The reality for those relegated to these privacy and “Feng Shui”-absent open plans is quite different than the sales pitch — instead of “fostering collaboration,” the open plans foster annoyances, resentment and employee defections en masse.
Open office plans don’t really work.
The reality for those relegated to these privacy and “Feng Shui”-absent open plans is quite different than the sales pitch.
Instead of “fostering collaboration,” the open plans foster annoyances, resentment and employee defections en masse. Think I’m kidding? Here’s a quote from Scientific American’s article: Wall-free office spaces did not quite work out the way their utopian inventors intended.
Although open plans do have advantages in fostering ambient awareness and teamwork, a meta-analysis found that they cause conflict, high blood pressure and increased staff turnover.
UPDATE: This article further contends that “open-plan offices make employees less productive, less happy, and more likely to get sick,” too.
Problems arise because there are basically two types of employees: Employees who talk on the phone frequently, and ones that don’t. Open plans are hell for both.
Talkers are forced to either not care that they’re interrupting everyone elses’ train of thought. Or to constantly look for a free conference room.
This isn’t a big problem if there are an equal number of conference rooms and talkers. But it’s a huge problem when that’s not the case.
Without enough conference rooms, your highly paid staff is reduced to wandering the halls disturbing other people who are trying to work — I’ve seen people forced to actually leave the building to find a quiet place to talk. All of which undercuts any productivity gains from so-called collaboration.

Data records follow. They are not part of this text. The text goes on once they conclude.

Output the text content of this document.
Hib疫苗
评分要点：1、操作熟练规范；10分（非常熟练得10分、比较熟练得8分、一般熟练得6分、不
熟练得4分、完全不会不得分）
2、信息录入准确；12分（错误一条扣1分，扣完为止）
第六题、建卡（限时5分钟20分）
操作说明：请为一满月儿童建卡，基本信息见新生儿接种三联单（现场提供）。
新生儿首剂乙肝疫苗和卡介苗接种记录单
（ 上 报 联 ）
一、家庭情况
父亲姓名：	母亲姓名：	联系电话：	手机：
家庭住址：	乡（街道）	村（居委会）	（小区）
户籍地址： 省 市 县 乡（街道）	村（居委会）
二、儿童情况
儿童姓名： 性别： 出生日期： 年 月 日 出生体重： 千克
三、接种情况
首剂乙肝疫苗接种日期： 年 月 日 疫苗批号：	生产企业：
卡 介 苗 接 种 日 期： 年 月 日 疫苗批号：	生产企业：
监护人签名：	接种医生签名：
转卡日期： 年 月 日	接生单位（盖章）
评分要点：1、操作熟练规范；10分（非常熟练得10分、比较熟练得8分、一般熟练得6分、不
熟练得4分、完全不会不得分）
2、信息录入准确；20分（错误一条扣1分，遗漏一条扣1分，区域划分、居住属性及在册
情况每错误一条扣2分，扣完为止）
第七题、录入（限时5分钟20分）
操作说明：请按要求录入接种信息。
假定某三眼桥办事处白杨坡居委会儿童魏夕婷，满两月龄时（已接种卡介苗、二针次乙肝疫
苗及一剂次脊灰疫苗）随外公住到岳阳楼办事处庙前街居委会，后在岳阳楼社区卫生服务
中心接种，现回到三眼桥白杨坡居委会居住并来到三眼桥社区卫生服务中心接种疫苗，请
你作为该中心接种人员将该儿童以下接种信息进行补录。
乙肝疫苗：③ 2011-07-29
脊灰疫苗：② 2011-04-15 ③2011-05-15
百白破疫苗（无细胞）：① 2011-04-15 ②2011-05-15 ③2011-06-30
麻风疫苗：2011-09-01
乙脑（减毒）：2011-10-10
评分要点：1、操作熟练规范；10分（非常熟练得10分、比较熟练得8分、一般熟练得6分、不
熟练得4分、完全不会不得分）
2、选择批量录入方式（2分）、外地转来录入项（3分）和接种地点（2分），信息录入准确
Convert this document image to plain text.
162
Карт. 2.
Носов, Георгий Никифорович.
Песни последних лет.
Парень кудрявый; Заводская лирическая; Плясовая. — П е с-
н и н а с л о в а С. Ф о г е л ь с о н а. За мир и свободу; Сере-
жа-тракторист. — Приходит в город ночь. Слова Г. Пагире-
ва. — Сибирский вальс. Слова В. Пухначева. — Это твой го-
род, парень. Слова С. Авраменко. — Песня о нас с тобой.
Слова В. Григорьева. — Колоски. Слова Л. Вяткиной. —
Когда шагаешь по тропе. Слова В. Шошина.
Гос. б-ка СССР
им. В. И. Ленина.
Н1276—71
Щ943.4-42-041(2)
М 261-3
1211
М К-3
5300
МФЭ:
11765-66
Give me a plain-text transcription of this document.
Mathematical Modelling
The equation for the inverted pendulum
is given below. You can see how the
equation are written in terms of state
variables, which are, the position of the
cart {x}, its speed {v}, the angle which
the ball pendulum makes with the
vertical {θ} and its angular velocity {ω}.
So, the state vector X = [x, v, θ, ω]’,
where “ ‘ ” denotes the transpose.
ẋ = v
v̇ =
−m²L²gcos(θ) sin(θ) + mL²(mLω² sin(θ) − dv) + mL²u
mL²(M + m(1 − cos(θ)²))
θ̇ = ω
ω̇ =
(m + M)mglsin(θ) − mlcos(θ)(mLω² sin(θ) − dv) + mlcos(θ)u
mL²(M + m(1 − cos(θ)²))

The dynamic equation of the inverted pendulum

Non-talkers, on the other hand, produce less work too, because they’re constantly being disrupted by the talkers. So they’re also forced to seek out quiet places, further exacerbating the problem of conference room usage.
How Open floor plans could work.
The open plan only works when no one talks, ever. As such, it’s really only ideal for librarians and computer programmers. Or maybe not:
I am a computer programmer and I have never been able to work without walls. The distractions, visual and aural, are impossible to block out in any sort of an open environment. For years I have worked nights and weekends and even in stairwells just to be able to concentrate.
Open floor plans can work acceptably for small, tight-knit groups if there are a lot of conference rooms and a limited number of employees. (To avoid impeding your employees’ productivity, I’d recommend an employee-to-conference room ratio of approximately 5:1.)
Open floor plans don’t scale.
From my observations, the open plan system breaks down quickly for groups any larger than the Brady Bunch. As your company grows, it quickly becomes counter-productive because — by having both a huge bullpen AND tons of conference rooms — you’re actually using up MORE space than a conventional office arrangement would.
And let’s not discount the very real, psychological advantages of having your own personalized, walled space, even those epitomized by the lowly cubicle:
Cubicles block peripheral vision for a concentrating worker preventing the subliminal detection of threat movement and a massive number of failed attempts to trigger the vision ‘startle reflex.’
In other words, walls help workers focus. And focus, not sociability, leads to productivity. Doesn’t it seem like you’d want to encourage that since productivity is what you’re paying employees for?
Basically, it all comes down to the fact that one solution doesn’t fit all types of work — the Open Plan may “work” for some, but it’s no magic bullet.